By FXEmpire.com

We move into a new week not much different than the previous with the acknowledgment that it has been a bad week indeed for anyone trading with a bullish view on risk assets. Global and Asia ex-Japan equities have slumped 1.6% and (an impressive) 3.7% respectively as at the end of the week. The slumping in Asia ex-Japan has been particularly telling, as political turmoil in Europe has not helped the region, nor has the weaker than expected trade data out of China this past week.

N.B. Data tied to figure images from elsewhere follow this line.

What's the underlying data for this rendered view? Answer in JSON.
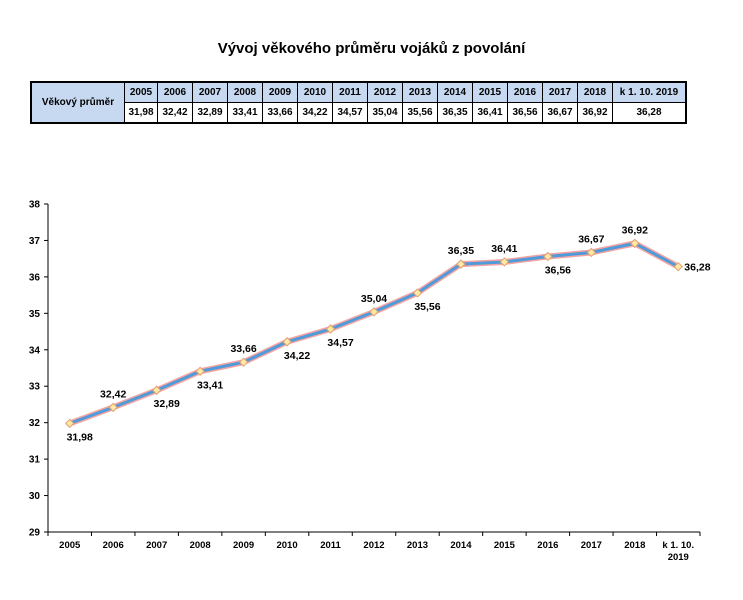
{
  "title": "Vývoj věkového průměru vojáků z povolání",
  "table": {
    "row_header": "Věkový průměr",
    "years": [
      "2005",
      "2006",
      "2007",
      "2008",
      "2009",
      "2010",
      "2011",
      "2012",
      "2013",
      "2014",
      "2015",
      "2016",
      "2017",
      "2018",
      "k 1. 10. 2019"
    ],
    "values": [
      "31,98",
      "32,42",
      "32,89",
      "33,41",
      "33,66",
      "34,22",
      "34,57",
      "35,04",
      "35,56",
      "36,35",
      "36,41",
      "36,56",
      "36,67",
      "36,92",
      "36,28"
    ]
  },
  "chart_data": {
    "type": "line",
    "title": "",
    "xlabel": "",
    "ylabel": "",
    "categories": [
      "2005",
      "2006",
      "2007",
      "2008",
      "2009",
      "2010",
      "2011",
      "2012",
      "2013",
      "2014",
      "2015",
      "2016",
      "2017",
      "2018",
      "k 1. 10. 2019"
    ],
    "category_labels": [
      [
        "2005"
      ],
      [
        "2006"
      ],
      [
        "2007"
      ],
      [
        "2008"
      ],
      [
        "2009"
      ],
      [
        "2010"
      ],
      [
        "2011"
      ],
      [
        "2012"
      ],
      [
        "2013"
      ],
      [
        "2014"
      ],
      [
        "2015"
      ],
      [
        "2016"
      ],
      [
        "2017"
      ],
      [
        "2018"
      ],
      [
        "k 1. 10.",
        "2019"
      ]
    ],
    "values": [
      31.98,
      32.42,
      32.89,
      33.41,
      33.66,
      34.22,
      34.57,
      35.04,
      35.56,
      36.35,
      36.41,
      36.56,
      36.67,
      36.92,
      36.28
    ],
    "value_labels": [
      "31,98",
      "32,42",
      "32,89",
      "33,41",
      "33,66",
      "34,22",
      "34,57",
      "35,04",
      "35,56",
      "36,35",
      "36,41",
      "36,56",
      "36,67",
      "36,92",
      "36,28"
    ],
    "label_positions": [
      "below",
      "above",
      "below",
      "below",
      "above",
      "below",
      "below",
      "above",
      "below",
      "above",
      "above",
      "below",
      "above",
      "above",
      "right"
    ],
    "ylim": [
      29,
      38
    ],
    "yticks": [
      29,
      30,
      31,
      32,
      33,
      34,
      35,
      36,
      37,
      38
    ],
    "grid": false,
    "legend": false,
    "colors": {
      "line": "#4f9bd9",
      "line_outline": "#f4a3a3",
      "marker_fill": "#ffe9a6",
      "marker_stroke": "#e0a070"
    }
  }
}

FX volatility in Asia has been rising since bottoming out around the turn of the month, coincidental with the break out to a new three-plus month high in our USD/Asian FX index. Interestingly the vol reaction in the higher-beta KRW came later relative to currencies like SGD and TWD. The move higher in vol perhaps reflects of concerns over Europe once again knocking global growth through the financial market channel. The fact that a number of currencies in Asia are sinking to new multi month lows versus the greenback (Thailand, India, and Indonesia) is indicative of the logical direction for vol.

The People’s Bank of China, on Sunday announced it would cut the ratio of capital reserves required to be held by financial institutions within the country, to stimulate the economy.

Greece moved closer to fresh elections on the weekend as talks between political parties, who are divided over austerity measures, failed to establish a coalition government.

Voters angry at the austerity measures, imposed in order to secure bailout funding from the European Union, demolished the ruling government at last week’s poll but failed to give any party a parliamentary majority.

If the country is forced to hold new elections it will be unable to enact further planned austerity measures in the next month, putting at risk the bailout funding and the country’s membership in the eurozone.

EU Finance Ministers called an emergency meeting today, to discuss the ousting of Greece from the euro.

This uncertainty continues to feed the risk aversion sentiments of the markets.

The Yen and USD continue to benefit from the run for safety, both increasing by of 0.3% against most of the major trading partners.